Depuis plusieurs saisons, Les Grandes Voix ajoutent aux récitals de chanteurs lyriques, des tubes de musique sacré – Requiem de Mozart, Stabat Mater de Pergolèse… – et des opéras en version de concert, tel ce Comte Ory, prétexte pour Cyrille Dubois à retour dans le répertoire rossinien. L’œuvre pleine de charme et de malice est de celles que l’on déplore de ne pas voir programmées plus souvent. Son absence de l’affiche n’est pas due à ses faiblesses mais à ses difficultés. A cheval entre deux écoles, l’une relevant du bel canto italien en ses flamboyances les plus extrêmes, l’autre de la légèreté caractéristique des tréteaux de l’opéra-comique, la partition impose de jongler avec les styles tout en requérant, pour les deux grands premiers rôles tout au moins, une technique et une agilité supérieures.
Les amateurs de sensations fortes s’étaient donné rendez-vous au Théâtre des Champs-Élysées afin d’éprouver une nouvelle fois l’ivresse des cimes lyriques, ce vertige que donnent les voix lorsqu’ensemble ou séparément, elles partent à l’assaut des sommets et, qu’après avoir enjambé des précipices, elles dévalent la portée à la vitesse d’un coureur de ski alpin. Las, on nous promettait deux heures et demies de musique, nous en eûmes à peine deux. Non que des numéros aient été écartés mais certains tempi furent précipités et plusieurs airs et ensembles écourtés au mépris de la règle belcantiste qui considère les reprises comme des perches tendues à l’interprète pour faire valoir son imagination, sa musicalité, son audace et sa virtuosité. Omettre cette règle, c’est aussi priver l’auditoire d’une part de l’excitation inhérente à ce répertoire.
Si l’on ajoute à cette frustration, des solistes souvent hors de propos, soit stylistiquement, soit vocalement, pris en mal de puissance face à un orchestre profus, on comprend la déception ressentie en fin de concert. Plutôt que d’en noircir les raisons d’un trait bileux, adoptons « la positive attitude ». Reconnaissons à la direction de Patrick Lange l’énergie et la précision que réclame une musique à la mécanique subtile.

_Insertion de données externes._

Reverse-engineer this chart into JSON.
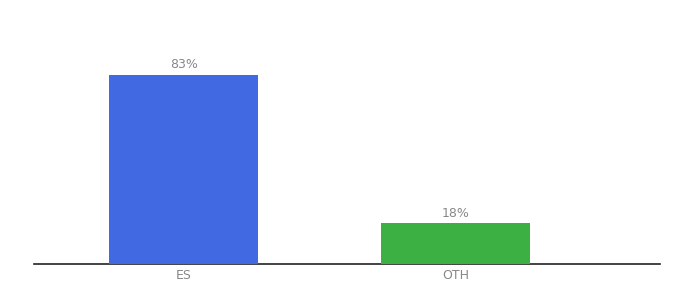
{
  "categories": [
    "ES",
    "OTH"
  ],
  "values": [
    83,
    18
  ],
  "bar_colors": [
    "#4169e1",
    "#3cb043"
  ],
  "labels": [
    "83%",
    "18%"
  ],
  "background_color": "#ffffff",
  "ylim": [
    0,
    100
  ],
  "label_fontsize": 9,
  "tick_fontsize": 9,
  "label_color": "#888888",
  "tick_color": "#888888",
  "spine_color": "#222222"
}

Apprécions la facilité avec laquelle le chœur passe en moins de temps qu’il ne faut pour l’écrire de la chanson à boire au recueillement oratoire, ainsi que l’habile dosage du volume pour donner l’impression que les pèlerines supplient au loin la noble Comtesse de leur offrir l’hospitalité.
D’un chant dont on connaît la souplesse et la versatilité, Cyrille Dubois établit la filiation entre le haute-contre de la tragédie lyrique et le ténor d’opéra-comique, avec un usage consommé de la voix mixte et du falsetto. Français donc plus qu’italien, ce qui n’est pas un reproche. Au contraire, l’interprète amoureux du répertoire mélodique s’attache comme nul autre à l’articulation de la phrase et au sens du mot. Si une légitime anxiété altère l’assurance de son air d’entrée, « Que les destins prospères », si le « bruit des armes » supporterait plus d’ampleur, la partie lente du trio final et, auparavant le duo avec la Comtesse nous restituent le ténor tel qu’en lui-même, dans un état de grâce qui est à la fois élégance, tendresse et poésie, le tout mâtiné d’une espièglerie à laquelle il a moins souvent l’occasion de s’adonner. Il lui reste à s’affranchir de la partition pour gagner en liberté, à l’égal de sa partenaire.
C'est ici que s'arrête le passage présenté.